Here are examples and ideas AND one method you can use for small talk:

“Good morning! I’m Sasha since I see you every day here at the office I wanted to introduce myself. Tell me what department do you work in?”

“Hey! What do you think of the weather today? It’s absolutely a beach day.”

“What did you think of the game last night? Great game, huh?”

“Hey, Tyler, what are things like over at the customer service department today?”

“Hey! I’m looking forward to drinks after work today. I hear Sasha will be coming with us too!”

You can small talk about a few universal topics such as the weather, current news, sports, and entertainment.

Use safe small talk topics, but not everyone follows sports, or entertainment news, so you can, try to match people’s interests. You can do this by listening in the moment or from past conversations, especially if you’ve heard them talking about a current event or weekend adventure. Or bring up a topic from a news story or an article you read that day.

Lastly, one method to keep in mind to improve conversation skills is the TAT method

One strategy to improve conversation skills and small talking with people is to use the TAT method. Talk About Them.

This is an easy way to remember that people like talking about themselves. Talking about them means, explore who the person you’re talking to.

Who are they, what do they do, why are they there.

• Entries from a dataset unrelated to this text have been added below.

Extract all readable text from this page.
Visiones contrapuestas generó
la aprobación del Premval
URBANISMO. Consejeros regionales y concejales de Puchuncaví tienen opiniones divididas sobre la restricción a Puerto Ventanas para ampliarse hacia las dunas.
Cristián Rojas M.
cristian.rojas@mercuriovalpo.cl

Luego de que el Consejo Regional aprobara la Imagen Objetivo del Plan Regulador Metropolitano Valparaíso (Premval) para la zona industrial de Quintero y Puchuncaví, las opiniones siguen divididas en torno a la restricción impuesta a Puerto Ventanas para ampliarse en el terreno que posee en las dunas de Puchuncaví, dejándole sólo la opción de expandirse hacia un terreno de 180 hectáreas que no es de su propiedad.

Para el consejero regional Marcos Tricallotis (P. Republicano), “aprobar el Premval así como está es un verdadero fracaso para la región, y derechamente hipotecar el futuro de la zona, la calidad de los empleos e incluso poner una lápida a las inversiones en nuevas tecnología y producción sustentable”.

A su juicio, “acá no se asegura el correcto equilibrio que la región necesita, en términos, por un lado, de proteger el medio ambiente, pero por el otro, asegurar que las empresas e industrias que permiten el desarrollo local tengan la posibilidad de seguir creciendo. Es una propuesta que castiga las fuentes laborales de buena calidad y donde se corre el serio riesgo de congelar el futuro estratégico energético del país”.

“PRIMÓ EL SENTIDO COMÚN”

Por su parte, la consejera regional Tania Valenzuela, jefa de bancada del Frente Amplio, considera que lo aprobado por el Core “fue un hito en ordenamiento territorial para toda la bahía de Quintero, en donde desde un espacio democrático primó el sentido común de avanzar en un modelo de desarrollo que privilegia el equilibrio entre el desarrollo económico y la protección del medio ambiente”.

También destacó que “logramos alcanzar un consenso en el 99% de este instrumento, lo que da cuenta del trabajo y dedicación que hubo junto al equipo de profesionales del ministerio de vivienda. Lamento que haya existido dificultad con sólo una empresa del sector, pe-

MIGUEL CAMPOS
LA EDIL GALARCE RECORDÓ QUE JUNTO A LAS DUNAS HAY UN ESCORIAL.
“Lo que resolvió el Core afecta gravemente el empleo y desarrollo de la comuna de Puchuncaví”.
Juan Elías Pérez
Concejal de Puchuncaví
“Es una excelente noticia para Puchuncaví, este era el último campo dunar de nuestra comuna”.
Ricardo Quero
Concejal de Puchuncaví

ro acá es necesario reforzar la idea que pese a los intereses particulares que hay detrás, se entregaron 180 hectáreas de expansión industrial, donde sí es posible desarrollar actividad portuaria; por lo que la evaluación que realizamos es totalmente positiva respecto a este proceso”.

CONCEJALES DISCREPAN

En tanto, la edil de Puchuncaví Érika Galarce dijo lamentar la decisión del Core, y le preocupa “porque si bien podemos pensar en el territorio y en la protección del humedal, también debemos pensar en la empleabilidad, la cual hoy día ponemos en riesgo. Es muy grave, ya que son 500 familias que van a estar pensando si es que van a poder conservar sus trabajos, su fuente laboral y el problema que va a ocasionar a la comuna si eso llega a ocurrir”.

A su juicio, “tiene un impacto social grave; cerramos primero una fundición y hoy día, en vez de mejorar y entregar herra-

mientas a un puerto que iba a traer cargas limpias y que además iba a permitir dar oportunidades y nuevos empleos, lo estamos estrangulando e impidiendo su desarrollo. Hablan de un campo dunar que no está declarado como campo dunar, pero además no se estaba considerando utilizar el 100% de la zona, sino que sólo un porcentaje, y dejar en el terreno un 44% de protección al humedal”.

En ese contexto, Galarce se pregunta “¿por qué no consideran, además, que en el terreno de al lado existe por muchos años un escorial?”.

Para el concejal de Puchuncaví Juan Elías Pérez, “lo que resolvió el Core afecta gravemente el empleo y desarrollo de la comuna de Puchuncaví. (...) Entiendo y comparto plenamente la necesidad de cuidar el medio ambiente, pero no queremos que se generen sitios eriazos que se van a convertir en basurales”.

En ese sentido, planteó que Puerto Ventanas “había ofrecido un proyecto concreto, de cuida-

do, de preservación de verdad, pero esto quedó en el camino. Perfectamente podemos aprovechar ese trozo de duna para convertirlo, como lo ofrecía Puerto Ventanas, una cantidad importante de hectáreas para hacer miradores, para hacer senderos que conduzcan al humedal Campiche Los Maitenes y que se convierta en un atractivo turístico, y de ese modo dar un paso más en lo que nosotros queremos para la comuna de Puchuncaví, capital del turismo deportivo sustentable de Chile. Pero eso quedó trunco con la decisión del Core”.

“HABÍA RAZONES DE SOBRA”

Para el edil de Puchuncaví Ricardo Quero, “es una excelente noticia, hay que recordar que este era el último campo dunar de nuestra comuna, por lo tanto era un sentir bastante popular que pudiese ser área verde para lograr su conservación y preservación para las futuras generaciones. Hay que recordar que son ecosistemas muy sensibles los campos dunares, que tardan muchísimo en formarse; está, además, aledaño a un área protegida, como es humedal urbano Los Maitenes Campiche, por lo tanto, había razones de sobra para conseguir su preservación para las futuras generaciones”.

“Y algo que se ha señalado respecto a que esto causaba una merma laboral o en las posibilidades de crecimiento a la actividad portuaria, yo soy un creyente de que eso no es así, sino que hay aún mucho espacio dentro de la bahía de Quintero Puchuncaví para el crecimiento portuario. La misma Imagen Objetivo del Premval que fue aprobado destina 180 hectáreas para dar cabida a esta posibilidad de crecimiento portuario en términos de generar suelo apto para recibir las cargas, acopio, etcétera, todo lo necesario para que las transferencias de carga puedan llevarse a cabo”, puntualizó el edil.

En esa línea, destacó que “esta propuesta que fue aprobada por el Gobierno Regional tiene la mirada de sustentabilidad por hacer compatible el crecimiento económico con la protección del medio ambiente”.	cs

The questions below are examples using the TAT method to extend a conversation and taking it to a deeper level.

  1. What are some personal projects you’re working on outside of your job?
  2. What do you like about tonight’s networking event?
  3. What was the highlight of your week?
  4. What are you looking forward to this weekend?
  5. Tell me about the work you do?

These questions will ultimately improve and build on the conversation. These are open-ended questions which spark longer and deeper discussions and will extend the conversation significantly.

Four Person's High-fiving Each Others

To become a great communicator, make friends, and to move forward in your career, it’s very important to learn how to improve conversation skills.

This is obvious but it’s a lot harder to put into practice, and a lot of the communication we do daily starts with having a simple conversation. Practicing daily.

Creating a conversation, communicating your feelings, and making it last without any awkward moments takes practice. You can do it!